The Specification Gap Remains
A kernel-accepted Lean 4 proof is a correct proof of the stated proposition. Whether the stated proposition captures what the developer intended is outside the kernel’s scope and outside what any AI agent currently changes.
The seL4 verification layered three levels of specification: the abstract mathematical model, the Haskell prototype, and the C implementation. Each transition required human effort to specify correctly, and the value of the entire verification chain depends on the quality of the abstract specification. A verified sorting function that sorts in the wrong order, a verified cryptographic protocol with a flawed threat model, a verified compiler for incorrect language semantics: all are kernel-certified and semantically wrong. Formal verification has always been contingent on correct specifications, and no current AI system has changed this.
Some research is directed at inferring specifications from test cases, documentation, and informal descriptions, but these approaches remain preliminary. The more certain near-term benefit of systems like Leanstral is narrower: a developer who writes a correct specification can increasingly delegate proof search to an AI agent and receive a kernel-verified answer, rather than spending weeks constructing the proof manually.

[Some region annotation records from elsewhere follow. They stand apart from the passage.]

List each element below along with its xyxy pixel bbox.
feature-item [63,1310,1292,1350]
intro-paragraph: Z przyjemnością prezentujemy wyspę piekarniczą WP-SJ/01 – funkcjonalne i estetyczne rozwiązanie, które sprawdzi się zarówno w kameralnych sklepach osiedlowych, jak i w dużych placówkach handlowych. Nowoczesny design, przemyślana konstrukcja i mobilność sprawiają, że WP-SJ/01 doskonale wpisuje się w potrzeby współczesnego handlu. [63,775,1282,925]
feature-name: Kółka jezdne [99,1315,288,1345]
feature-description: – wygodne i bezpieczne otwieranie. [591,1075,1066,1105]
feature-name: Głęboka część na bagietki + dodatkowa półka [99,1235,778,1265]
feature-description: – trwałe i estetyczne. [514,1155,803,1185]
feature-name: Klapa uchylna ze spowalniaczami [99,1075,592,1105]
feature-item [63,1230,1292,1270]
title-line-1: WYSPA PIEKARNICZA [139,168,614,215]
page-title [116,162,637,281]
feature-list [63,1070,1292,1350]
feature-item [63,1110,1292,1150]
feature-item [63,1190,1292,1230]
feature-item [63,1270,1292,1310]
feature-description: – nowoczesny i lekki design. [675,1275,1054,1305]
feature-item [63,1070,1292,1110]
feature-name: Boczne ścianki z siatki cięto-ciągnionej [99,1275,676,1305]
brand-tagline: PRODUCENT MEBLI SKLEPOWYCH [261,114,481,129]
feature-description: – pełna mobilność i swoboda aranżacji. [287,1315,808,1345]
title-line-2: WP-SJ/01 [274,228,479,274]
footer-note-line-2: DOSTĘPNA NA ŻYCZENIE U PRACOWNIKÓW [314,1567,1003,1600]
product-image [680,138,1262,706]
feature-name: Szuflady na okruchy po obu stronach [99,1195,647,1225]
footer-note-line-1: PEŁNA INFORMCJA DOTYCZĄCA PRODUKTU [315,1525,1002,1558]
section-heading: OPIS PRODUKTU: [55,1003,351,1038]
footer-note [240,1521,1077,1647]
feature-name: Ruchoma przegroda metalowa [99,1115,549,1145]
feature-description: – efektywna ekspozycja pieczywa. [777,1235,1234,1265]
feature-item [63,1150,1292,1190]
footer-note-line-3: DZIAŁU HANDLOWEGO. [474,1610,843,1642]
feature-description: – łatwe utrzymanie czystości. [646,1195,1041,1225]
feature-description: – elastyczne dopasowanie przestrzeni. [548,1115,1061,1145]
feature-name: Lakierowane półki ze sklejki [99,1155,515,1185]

What Moves in the Cost Calculation
The 10 to 50x cost ratio for formal verification assumed expert human proof engineers working without AI assistance. If AI-assisted proof search reduces proof development time significantly for tractable specifications, the cost ratio for suitable properties drops into a range more software projects can justify. The properties best suited to this approach are local, bounded, and specifiable without deep domain knowledge: data structure invariants, cryptographic protocol properties, parser correctness, compiler intermediate representations.
These are the same properties where formal verification has historically had the clearest cost-benefit argument. What changes is not what is worth verifying but how many teams can afford to verify it. The Lean 4 ecosystem, the 2021 paper’s careful design of its FBIP memory model and LLVM-compiled native code, and Mathlib’s breadth as both training corpus and benchmark, form the infrastructure. Leanstral, following the same architectural approach AlphaProof validated at competition mathematics level, provides the agent. Whether the combination moves the cost calculation far enough for routine software development depends on how well such systems handle the distance between mathematical benchmarks and the specifications engineers actually need to write.